Thanks to improved technology, more severe heart defects are now often identified at the 20 week anatomy ultrasound – but not always. If your baby’s hospital does not offer one after birth, request a pulse ox test to check your baby’s oxygen level. This simple and painless test is an easy way to screen for more severe defects that may otherwise go unnoticed until life-threatening symptoms arise.

Some babies may not be diagnosed until they begin to show symptoms days, weeks, or months after birth. What symptoms may indicate an undiagnosed congenital heart defect?

  • Difficulty feeding – taking a long time to feed, sweating while eating, slow weight gain
  • Labored breathing – pulling under ribs when breathing (retracting), shoulder shrugging
  • Extreme fatigue – often unable to finish feedings, routinely needing to be awakened to feed
  • Color change – blue/gray tint around lips, under eyes, or on nail beds. Mottling (red lacey appearance) to arms or legs.

If your baby is experiencing any of these symptoms seek medical attention immediately.
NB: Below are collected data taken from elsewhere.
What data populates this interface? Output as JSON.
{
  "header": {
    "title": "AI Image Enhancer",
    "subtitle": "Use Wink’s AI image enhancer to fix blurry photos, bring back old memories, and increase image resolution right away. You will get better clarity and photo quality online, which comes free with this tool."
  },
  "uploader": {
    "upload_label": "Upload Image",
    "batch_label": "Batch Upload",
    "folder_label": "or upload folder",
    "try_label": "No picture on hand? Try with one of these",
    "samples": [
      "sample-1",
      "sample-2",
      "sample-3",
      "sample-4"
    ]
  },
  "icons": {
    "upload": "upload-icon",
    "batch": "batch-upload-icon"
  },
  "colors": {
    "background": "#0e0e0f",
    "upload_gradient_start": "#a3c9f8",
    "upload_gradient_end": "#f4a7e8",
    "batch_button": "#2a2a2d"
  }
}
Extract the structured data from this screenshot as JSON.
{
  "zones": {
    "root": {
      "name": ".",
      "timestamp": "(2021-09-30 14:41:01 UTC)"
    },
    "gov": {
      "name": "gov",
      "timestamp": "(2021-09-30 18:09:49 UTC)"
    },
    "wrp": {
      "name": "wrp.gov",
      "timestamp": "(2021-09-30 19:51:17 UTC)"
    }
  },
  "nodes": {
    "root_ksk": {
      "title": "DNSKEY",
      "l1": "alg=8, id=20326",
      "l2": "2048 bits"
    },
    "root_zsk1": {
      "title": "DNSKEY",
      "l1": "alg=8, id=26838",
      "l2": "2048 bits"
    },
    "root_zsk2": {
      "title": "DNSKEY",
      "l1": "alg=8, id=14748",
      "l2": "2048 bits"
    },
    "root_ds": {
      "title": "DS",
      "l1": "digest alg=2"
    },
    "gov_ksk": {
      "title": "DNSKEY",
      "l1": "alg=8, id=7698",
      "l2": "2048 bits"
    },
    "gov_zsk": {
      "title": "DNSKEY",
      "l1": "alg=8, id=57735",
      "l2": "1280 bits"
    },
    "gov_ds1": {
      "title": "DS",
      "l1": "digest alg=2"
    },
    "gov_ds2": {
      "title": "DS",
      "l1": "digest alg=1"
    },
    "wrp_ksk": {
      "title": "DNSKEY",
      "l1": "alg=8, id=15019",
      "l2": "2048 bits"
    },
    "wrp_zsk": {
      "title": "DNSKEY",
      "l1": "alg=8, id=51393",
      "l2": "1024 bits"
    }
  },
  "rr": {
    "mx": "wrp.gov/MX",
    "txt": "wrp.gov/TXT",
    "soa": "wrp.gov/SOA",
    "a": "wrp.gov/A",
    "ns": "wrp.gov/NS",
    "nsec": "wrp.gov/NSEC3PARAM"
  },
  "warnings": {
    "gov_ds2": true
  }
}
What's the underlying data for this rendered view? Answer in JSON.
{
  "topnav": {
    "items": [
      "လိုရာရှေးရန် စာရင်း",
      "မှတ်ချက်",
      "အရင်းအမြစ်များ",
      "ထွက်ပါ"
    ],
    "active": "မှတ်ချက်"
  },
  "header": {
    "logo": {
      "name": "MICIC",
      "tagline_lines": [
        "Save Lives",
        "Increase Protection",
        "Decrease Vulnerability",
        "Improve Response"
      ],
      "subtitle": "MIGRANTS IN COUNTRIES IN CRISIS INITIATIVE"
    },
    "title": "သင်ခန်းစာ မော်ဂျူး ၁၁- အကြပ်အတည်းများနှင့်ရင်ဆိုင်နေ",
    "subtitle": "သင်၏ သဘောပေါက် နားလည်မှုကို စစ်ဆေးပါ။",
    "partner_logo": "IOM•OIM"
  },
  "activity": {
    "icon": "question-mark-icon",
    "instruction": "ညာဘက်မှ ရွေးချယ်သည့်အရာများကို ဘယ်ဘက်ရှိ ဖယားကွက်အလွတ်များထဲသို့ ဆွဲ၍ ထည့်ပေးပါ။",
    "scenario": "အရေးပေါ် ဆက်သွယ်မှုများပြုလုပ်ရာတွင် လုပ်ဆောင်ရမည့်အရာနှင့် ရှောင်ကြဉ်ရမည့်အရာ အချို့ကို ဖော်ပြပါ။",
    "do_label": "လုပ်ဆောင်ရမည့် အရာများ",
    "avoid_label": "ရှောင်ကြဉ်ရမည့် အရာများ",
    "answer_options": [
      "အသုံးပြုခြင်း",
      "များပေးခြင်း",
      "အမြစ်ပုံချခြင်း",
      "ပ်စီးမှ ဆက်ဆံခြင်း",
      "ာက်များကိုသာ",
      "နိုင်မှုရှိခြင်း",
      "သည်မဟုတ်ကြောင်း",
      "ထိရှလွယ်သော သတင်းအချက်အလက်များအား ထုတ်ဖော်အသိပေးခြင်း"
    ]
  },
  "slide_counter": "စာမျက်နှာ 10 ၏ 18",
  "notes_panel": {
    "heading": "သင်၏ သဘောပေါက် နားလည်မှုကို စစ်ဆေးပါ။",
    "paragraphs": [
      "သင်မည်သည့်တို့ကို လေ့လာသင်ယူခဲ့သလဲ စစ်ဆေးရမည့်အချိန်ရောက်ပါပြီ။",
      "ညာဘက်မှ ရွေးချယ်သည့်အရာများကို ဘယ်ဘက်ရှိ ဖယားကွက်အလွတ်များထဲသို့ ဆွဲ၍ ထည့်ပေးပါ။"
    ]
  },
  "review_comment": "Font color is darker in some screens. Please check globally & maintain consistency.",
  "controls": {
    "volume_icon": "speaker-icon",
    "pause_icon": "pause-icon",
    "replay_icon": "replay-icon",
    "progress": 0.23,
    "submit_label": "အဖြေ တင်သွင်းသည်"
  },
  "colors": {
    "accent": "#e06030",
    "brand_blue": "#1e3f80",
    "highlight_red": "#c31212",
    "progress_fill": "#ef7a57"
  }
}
Minor defects are most often discovered at routine well-check appointments. Your pediatrician may notice a murmur which could indicate the presence of a congenital heart defect.

If a heart defect is suspected an echocardiogram (ultrasound of the heart) will likely be recommended. An echocardiogram uses sound waves to create images of the hearts chambers, valves, and vessels. A cardiologist will evaluate how the blood moves through the heart and measurements can be taken of the heart’s structures.

In some cases, heart defects may go undetected until adolescence or early adulthood. These cases often require rapid intervention due to a sudden onset of symptoms.